Background: Single-cell RNA sequencing (scRNA-seq) enables the precise identification of distinct cell populations and the measurement of gene expression within each population. Recently, integrating scRNA-seq and genome-wide association study (GWAS) data has shown promise in identifying cell-of-origin populations in human diseases. Colorectal cancer (CRC) progresses through a phenotypic continuum from normal colon to adenoma, and ultimately CRC. However, the specific disease cell-of-origin populations underlying each stage of CRC development at a single-cell resolution have not been well studied. Additionally, while transcriptome-wide association studies (TWAS) have identified more than 200 putative risk genes in CRC, the precise disease cell-of-origin populations associated with these genes remain elusive.

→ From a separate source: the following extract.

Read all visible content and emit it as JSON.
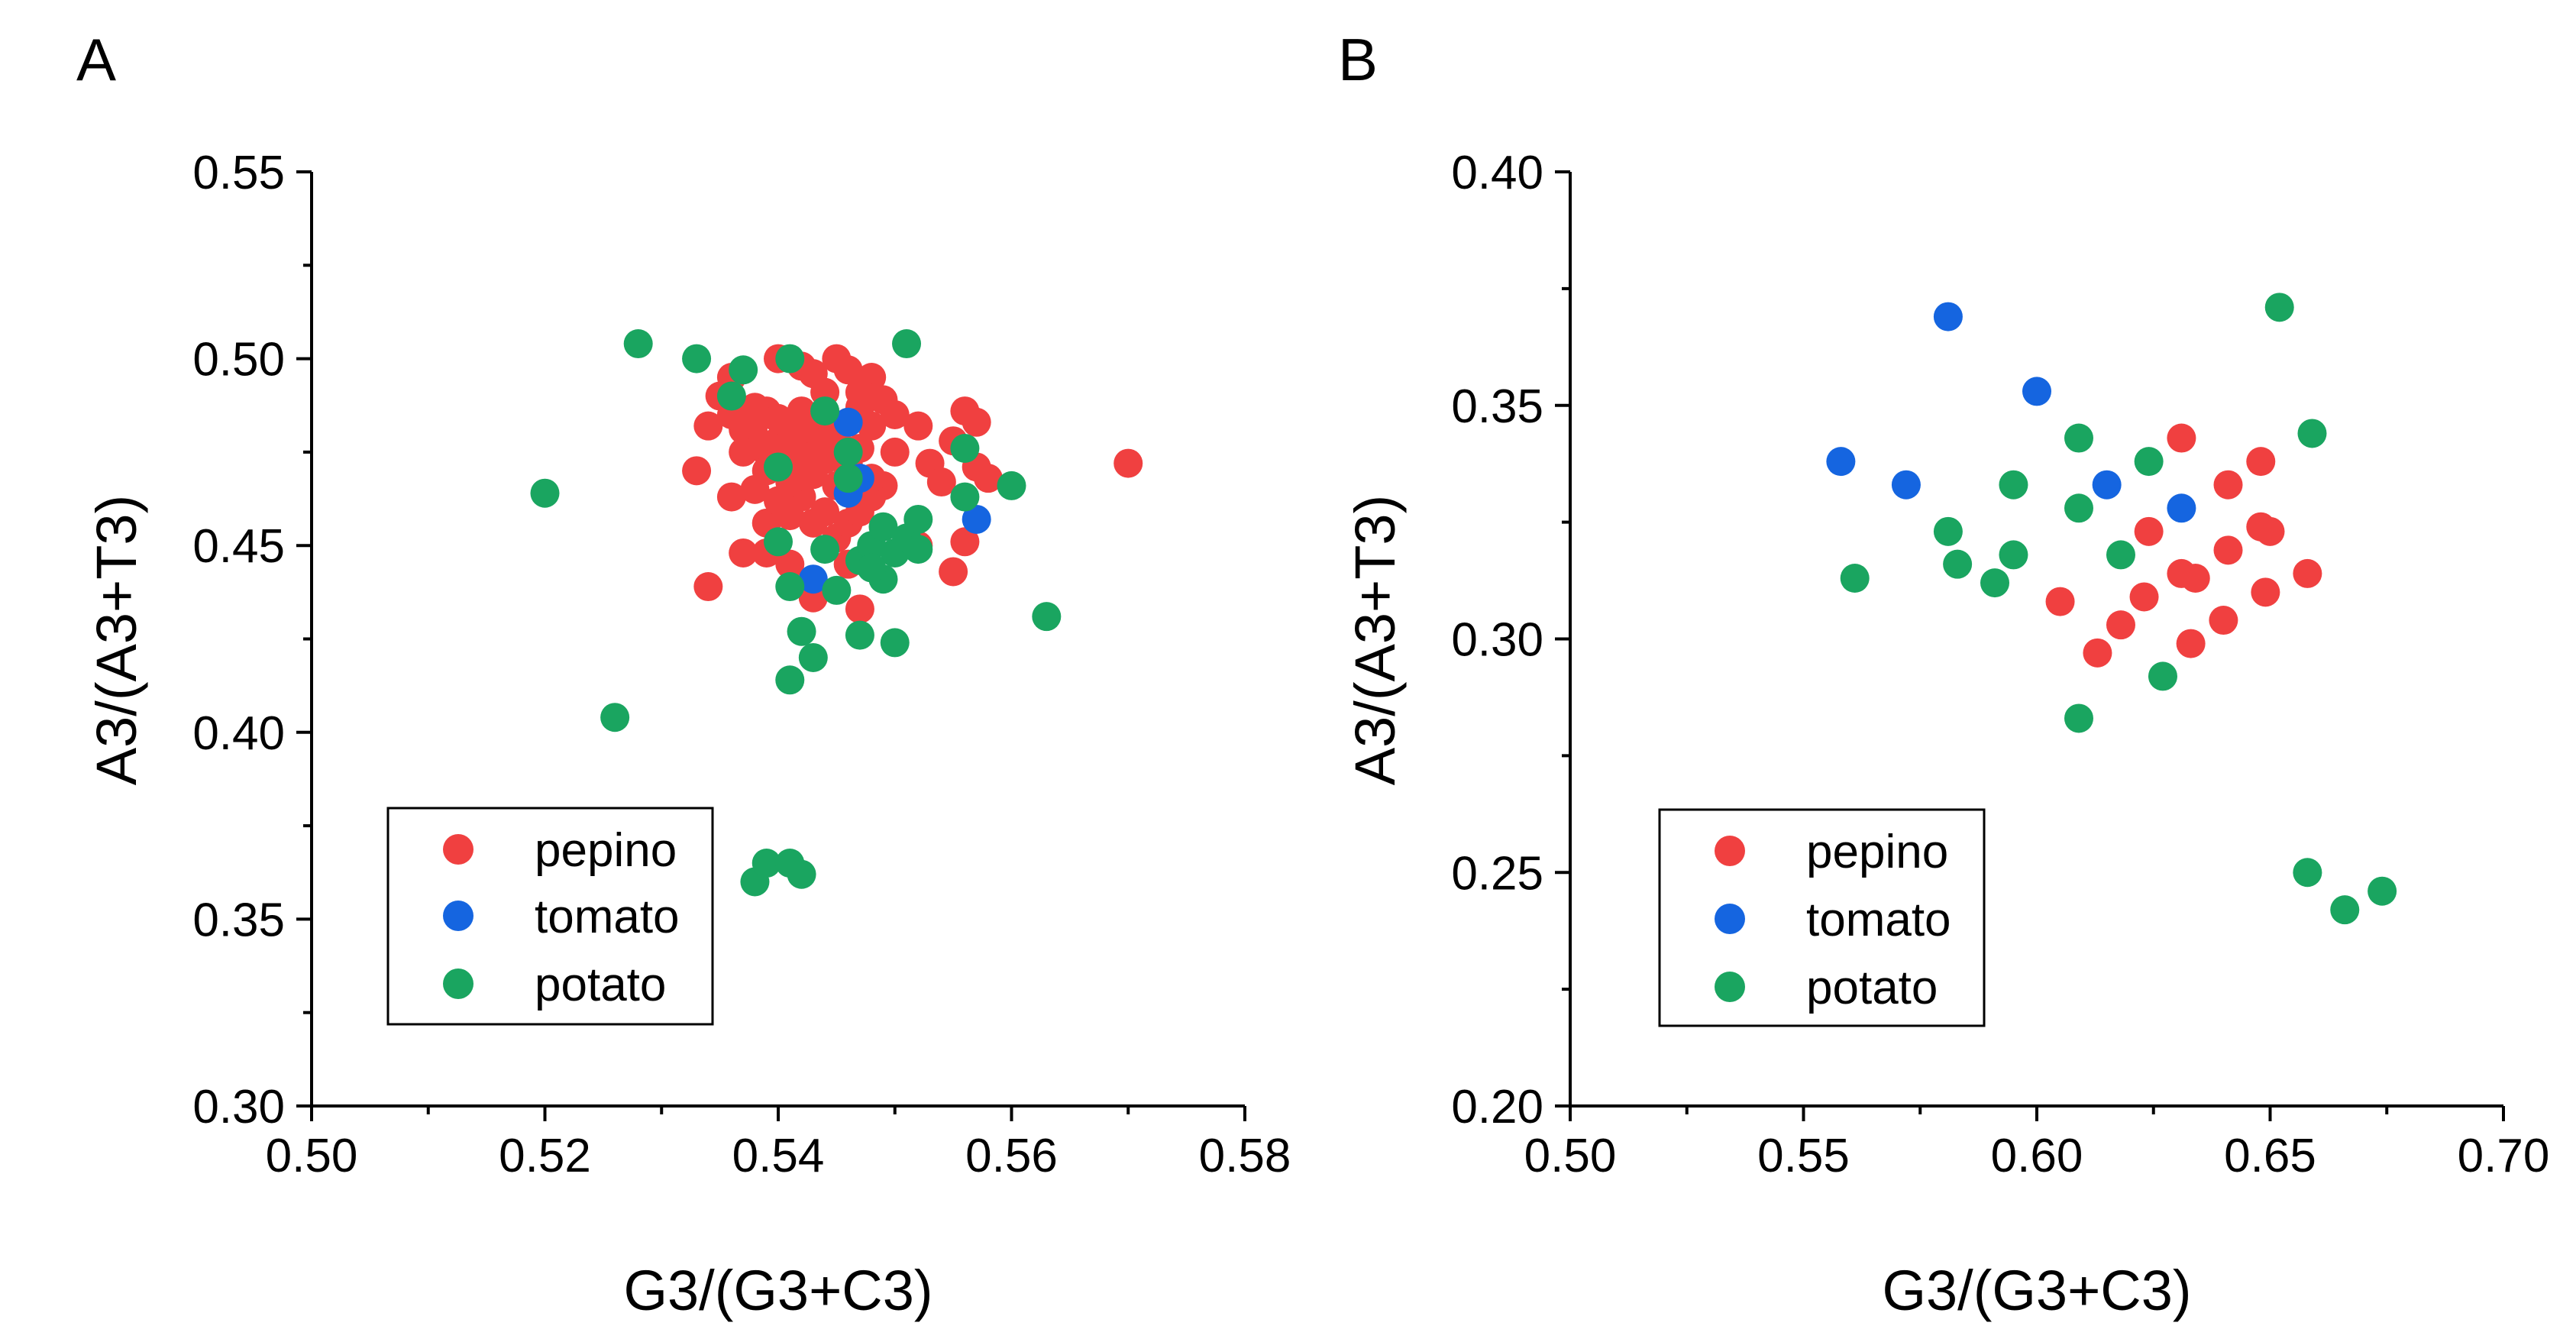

Materials and methods: We analyzed scRNA-seq datasets from 31 normal colon, 8 colon serrated polyps, and 15 conventional adenoma tissues of individuals participated the Colorectal Molecular Atlas Project (COLON MAP). We next conducted an integrative analysis of the aforementioned scRNA-seq data, with extensive epigenomics data and summary statistics from a large CRC GWAS conducted among European ancestry populations (78,473 CRC cases and 107,143 controls) using single-cell disease relevance score (scDRS), to investigate cell-of-origin populations underlying the CRC development. We conducted correlation analysis between gene expression and individual cell risk scores derived from scDRS. Additionally, we performed differential expression analysis comparing disease cell-of-origin populations with other cell populations at each stage.

Results: We identified multiple cell-of-origin populations associated with CRC, including absorptive cells (ABS) (P < 1 × 10-4) and goblet cells (GOB) (P < 7 × 10-3) in the normal colon, ABS (P < 2 × 10-3), enteroendocrine cells (EE) (P < 0.04), and serrated-specific cells (SSC) (P < 1 × 10-4) in serrated polyps, and ABS (P < 9 × 10-3) and SSC (P < 6 × 10-4) in adenomas. Among the previously reported 205 risk genes from TWAS, a majority show high correlations of their expressions with the risk scores of the single cells (median value R2 = 0.07, 0.14, 0.137 at normal colon, serrated polyps, adenoma, respectively). Moreover, 57 of these TWAS-reported genes (27.8% of 205 genes) exhibited evidence of differential expression in disease cell-of-origin populations compared to other cell populations at a nominal p-value < 0.05 in at least one stage (Binomial test, P < 0.01 for all).

Conclusion: This study reveals the cell-of-origin populations that influence the development of CRC, and provides evidence of the role of risk genes in these populations. These findings are crucial for identifying causal genes and understanding the cellular mechanisms that drive the biology and etiology of CRC.

Citation Format: Chao Li, Zhishan Chen, Qing Li, Jungyoon Choi, Quanhu Sheng, Wanqing Wen, Xiang Shu, Xiao-ou Shu, Jirong Long, Qiuyin Cai, Bhuminder Singh, Martha J. Shrubsole, Ken Lau, Wei Zheng, Xingyi Guo. Integrating single-cell RNA-seq and large genome-wide association study data to identify colorectal cancer cell-of-origin populations [abstract]. In: Proceedings of the American Association for Cancer Research Annual Meeting 2024; Part 1 (Regular Abstracts); 2024 Apr 5-10; San Diego, CA. Philadelphia (PA): AACR; Cancer Res 2024;84(6_Suppl):Abstract nr 6614.